Ian Lundberg, '15
Sociology PhD Candidate
Many of us grow up assuming a lot about American society and the world in general: upward mobility is possible for anyone who puts in enough hard work, many Americans fall in a sizeable and well-defined middle class, most children grow up in homes and neighborhoods similar to those in which we were raised, etc. A sociology concentration teaches you to hold these assumptions up to the light of empirical data and formulate questions in a testable way. In Professor Beckfield's introductory course on social inequality, I remember being startled by statistics demonstrating the high levels of residential segregation by race in America today, cross-national comparisons showing clearly that the U.S. is by many measures not the best nation on earth, and evidence showing a range of factors that restrict people's chances for upward mobility. Professor Desmond's course on poverty in America brought me face-to-face with firsthand accounts of the suffering many people experience in an economy that has little to offer the poor. These stories and aggregate statistics showed me what it's like to be poor today and how government policies work to fill a portion of the gap while leaving much of the problem unresolved. Professor Garip's tutorial on migration and the growth of a transnational economy challenged me to consider poverty, family life, and network ties in a more global perspective that recognizes how these structure operate across national borders. These courses and others have shaped my understanding of the social world, laid bare its problems, and taught me to consider these problems and solutions from a range of empirical perspectives.
Beyond coursework, the highlight of my undergrad experience has been involvement in faculty research projects. The best part about sociology is that you can ask questions that matter, and with a little work you can reach the cutting edge and help contribute to answering them. I was particularly interested in gender earnings inequality, and one source of gender earnings inequality is that parenthood is associated with wage gains for men but wage losses for women. I sought to understand how this varies across contexts: are there some regions/countries/time periods in which the gaps are smaller? This overarching question came to define my undergraduate experience. Professor Beckfield initially kindled my interest in contextual variation, and then Professor Killewald poured countless hours into my work as my primary adviser. Meetings with Professor Winship also helped me think clearly about the methodological challenges and consider possible solutions.

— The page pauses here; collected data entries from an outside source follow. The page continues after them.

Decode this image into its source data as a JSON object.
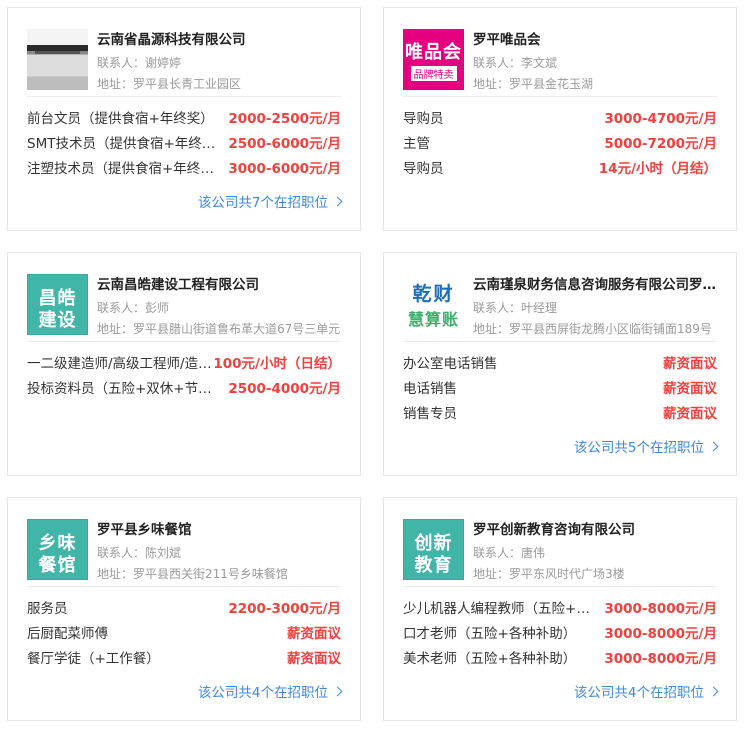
{
  "more_suffix_icon": "chevron-right-icon",
  "companies": [
    {
      "name": "云南省晶源科技有限公司",
      "contact": "联系人：谢婷婷",
      "address": "地址：罗平县长青工业园区",
      "logo": {
        "kind": "photo"
      },
      "jobs": [
        {
          "title": "前台文员（提供食宿+年终奖）",
          "salary": "2000-2500元/月"
        },
        {
          "title": "SMT技术员（提供食宿+年终奖）",
          "salary": "2500-6000元/月"
        },
        {
          "title": "注塑技术员（提供食宿+年终奖）",
          "salary": "3000-6000元/月"
        }
      ],
      "more": "该公司共7个在招职位"
    },
    {
      "name": "罗平唯品会",
      "contact": "联系人：李文斌",
      "address": "地址：罗平县金花玉湖",
      "logo": {
        "kind": "vip",
        "line1": "唯品会",
        "line2": "品牌特卖"
      },
      "jobs": [
        {
          "title": "导购员",
          "salary": "3000-4700元/月"
        },
        {
          "title": "主管",
          "salary": "5000-7200元/月"
        },
        {
          "title": "导购员",
          "salary": "14元/小时（月结）"
        }
      ],
      "more": ""
    },
    {
      "name": "云南昌皓建设工程有限公司",
      "contact": "联系人：彭师",
      "address": "地址：罗平县腊山街道鲁布革大道67号三单元",
      "logo": {
        "kind": "teal",
        "line1": "昌皓",
        "line2": "建设"
      },
      "jobs": [
        {
          "title": "一二级建造师/高级工程师/造价师",
          "salary": "100元/小时（日结）"
        },
        {
          "title": "投标资料员（五险+双休+节假日）",
          "salary": "2500-4000元/月"
        }
      ],
      "more": ""
    },
    {
      "name": "云南瑾泉财务信息咨询服务有限公司罗平分公司",
      "contact": "联系人：叶经理",
      "address": "地址：罗平县西屏街龙腾小区临街铺面189号",
      "logo": {
        "kind": "finance",
        "line1": "乾财",
        "line2": "慧算账"
      },
      "jobs": [
        {
          "title": "办公室电话销售",
          "salary": "薪资面议"
        },
        {
          "title": "电话销售",
          "salary": "薪资面议"
        },
        {
          "title": "销售专员",
          "salary": "薪资面议"
        }
      ],
      "more": "该公司共5个在招职位"
    },
    {
      "name": "罗平县乡味餐馆",
      "contact": "联系人：陈刘斌",
      "address": "地址：罗平县西关街211号乡味餐馆",
      "logo": {
        "kind": "teal",
        "line1": "乡味",
        "line2": "餐馆"
      },
      "jobs": [
        {
          "title": "服务员",
          "salary": "2200-3000元/月"
        },
        {
          "title": "后厨配菜师傅",
          "salary": "薪资面议"
        },
        {
          "title": "餐厅学徒（+工作餐）",
          "salary": "薪资面议"
        }
      ],
      "more": "该公司共4个在招职位"
    },
    {
      "name": "罗平创新教育咨询有限公司",
      "contact": "联系人：唐伟",
      "address": "地址：罗平东风时代广场3楼",
      "logo": {
        "kind": "teal",
        "line1": "创新",
        "line2": "教育"
      },
      "jobs": [
        {
          "title": "少儿机器人编程教师（五险+双休）",
          "salary": "3000-8000元/月"
        },
        {
          "title": "口才老师（五险+各种补助）",
          "salary": "3000-8000元/月"
        },
        {
          "title": "美术老师（五险+各种补助）",
          "salary": "3000-8000元/月"
        }
      ],
      "more": "该公司共4个在招职位"
    }
  ]
}
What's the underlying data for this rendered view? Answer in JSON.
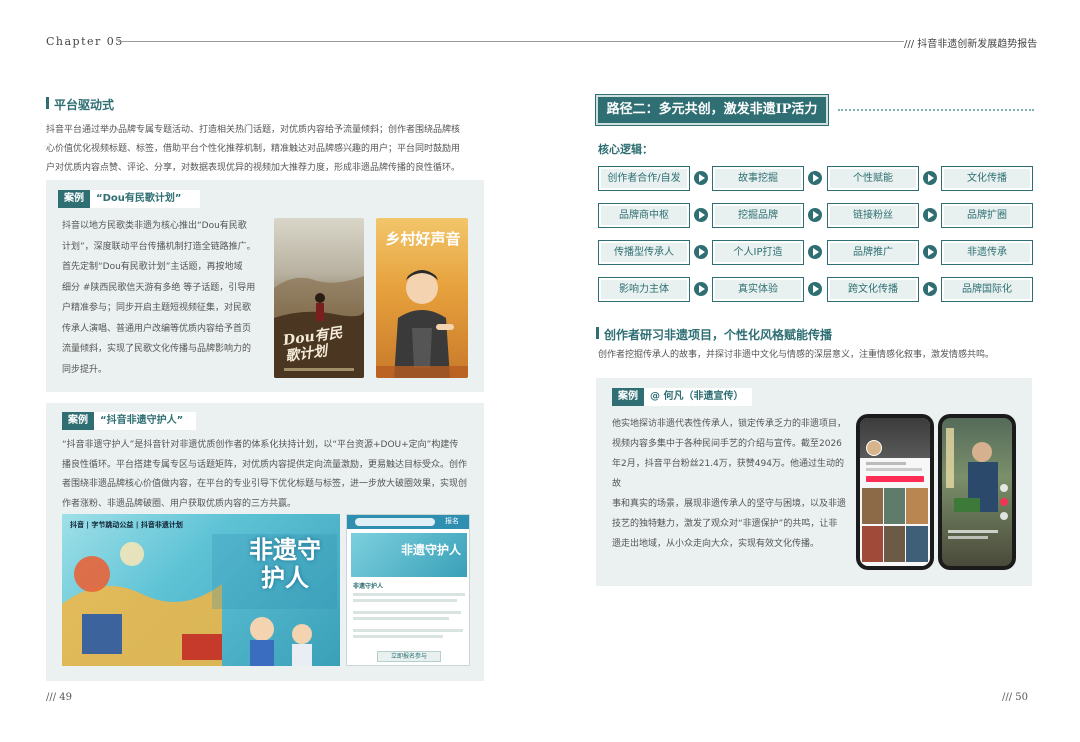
{
  "header": {
    "chapter": "Chapter 05",
    "report_title": "/// 抖音非遗创新发展趋势报告"
  },
  "left": {
    "section_title": "平台驱动式",
    "intro_lines": [
      "抖音平台通过举办品牌专属专题活动、打造相关热门话题，对优质内容给予流量倾斜；创作者围绕品牌核",
      "心价值优化视频标题、标签，借助平台个性化推荐机制，精准触达对品牌感兴趣的用户；平台同时鼓励用",
      "户对优质内容点赞、评论、分享，对数据表现优异的视频加大推荐力度，形成非遗品牌传播的良性循环。"
    ],
    "case1": {
      "badge": "案例",
      "name": "“Dou有民歌计划”",
      "lines": [
        "抖音以地方民歌类非遗为核心推出“Dou有民歌",
        "计划”，深度联动平台传播机制打造全链路推广。",
        "首先定制“Dou有民歌计划”主话题，再按地域",
        "细分 #陕西民歌信天游有多绝 等子话题，引导用",
        "户精准参与；同步开启主题短视频征集，对民歌",
        "传承人演唱、普通用户改编等优质内容给予首页",
        "流量倾斜，实现了民歌文化传播与品牌影响力的",
        "同步提升。"
      ],
      "poster1_text": "Dou有民歌计划",
      "poster2_text": "乡村好声音"
    },
    "case2": {
      "badge": "案例",
      "name": "“抖音非遗守护人”",
      "lines": [
        "“抖音非遗守护人”是抖音针对非遗优质创作者的体系化扶持计划，以“平台资源+DOU+定向”构建传",
        "播良性循环。平台搭建专属专区与话题矩阵，对优质内容提供定向流量激励，更易触达目标受众。创作",
        "者围绕非遗品牌核心价值做内容，在平台的专业引导下优化标题与标签，进一步放大破圈效果，实现创",
        "作者涨粉、非遗品牌破圈、用户获取优质内容的三方共赢。"
      ],
      "banner_logos": "抖音 | 字节跳动公益 | 抖音非遗计划",
      "banner_text": "非遗守护人",
      "app_title": "非遗守护人",
      "app_btn": "报名",
      "app_text": "非遗守护人",
      "app_btn_bottom": "立即报名参与"
    },
    "page_number": "/// 49"
  },
  "right": {
    "path_title": "路径二：多元共创，激发非遗IP活力",
    "logic_title": "核心逻辑：",
    "grid": [
      [
        "创作者合作/自发",
        "故事挖掘",
        "个性赋能",
        "文化传播"
      ],
      [
        "品牌商中枢",
        "挖掘品牌",
        "链接粉丝",
        "品牌扩圈"
      ],
      [
        "传播型传承人",
        "个人IP打造",
        "品牌推广",
        "非遗传承"
      ],
      [
        "影响力主体",
        "真实体验",
        "跨文化传播",
        "品牌国际化"
      ]
    ],
    "section_title": "创作者研习非遗项目，个性化风格赋能传播",
    "section_desc": "创作者挖掘传承人的故事，并探讨非遗中文化与情感的深层意义，注重情感化叙事，激发情感共鸣。",
    "case": {
      "badge": "案例",
      "name": "@ 何凡（非遗宣传）",
      "lines": [
        "他实地探访非遗代表性传承人，锁定传承乏力的非遗项目，",
        "视频内容多集中于各种民间手艺的介绍与宣传。截至2026",
        "年2月，抖音平台粉丝21.4万，获赞494万。他通过生动的故",
        "事和真实的场景，展现非遗传承人的坚守与困境，以及非遗",
        "技艺的独特魅力，激发了观众对“非遗保护”的共鸣，让非",
        "遗走出地域，从小众走向大众，实现有效文化传播。"
      ]
    },
    "page_number": "/// 50"
  },
  "colors": {
    "accent": "#2f6f73",
    "panel": "#eaf1f0",
    "box_fill": "#e8f1ef"
  }
}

Everyone was encouraging, excited about my projects, and eager to help me prepare them to present at conferences and submit to journals. I would strongly encourage prospective sociology concentrators to read the literature, think about a research question that interests them, discuss it with a couple of professors or TFs, and get started early! There is no need to wait for senior thesis time to begin a research project. It's incredibly fun to explore something you care about, develop a relationship with an adviser, and possibly present the results to other sociologists at a conference. You learn a lot about the discipline and have fun along the way!
I will begin a Ph.D. in sociology at Princeton in the fall. Obviously, sociology had a huge role in helping me select my post-grad plans! After being deeply involved in sociological research at Harvard, I can't wait to continue studying sociology for years to come.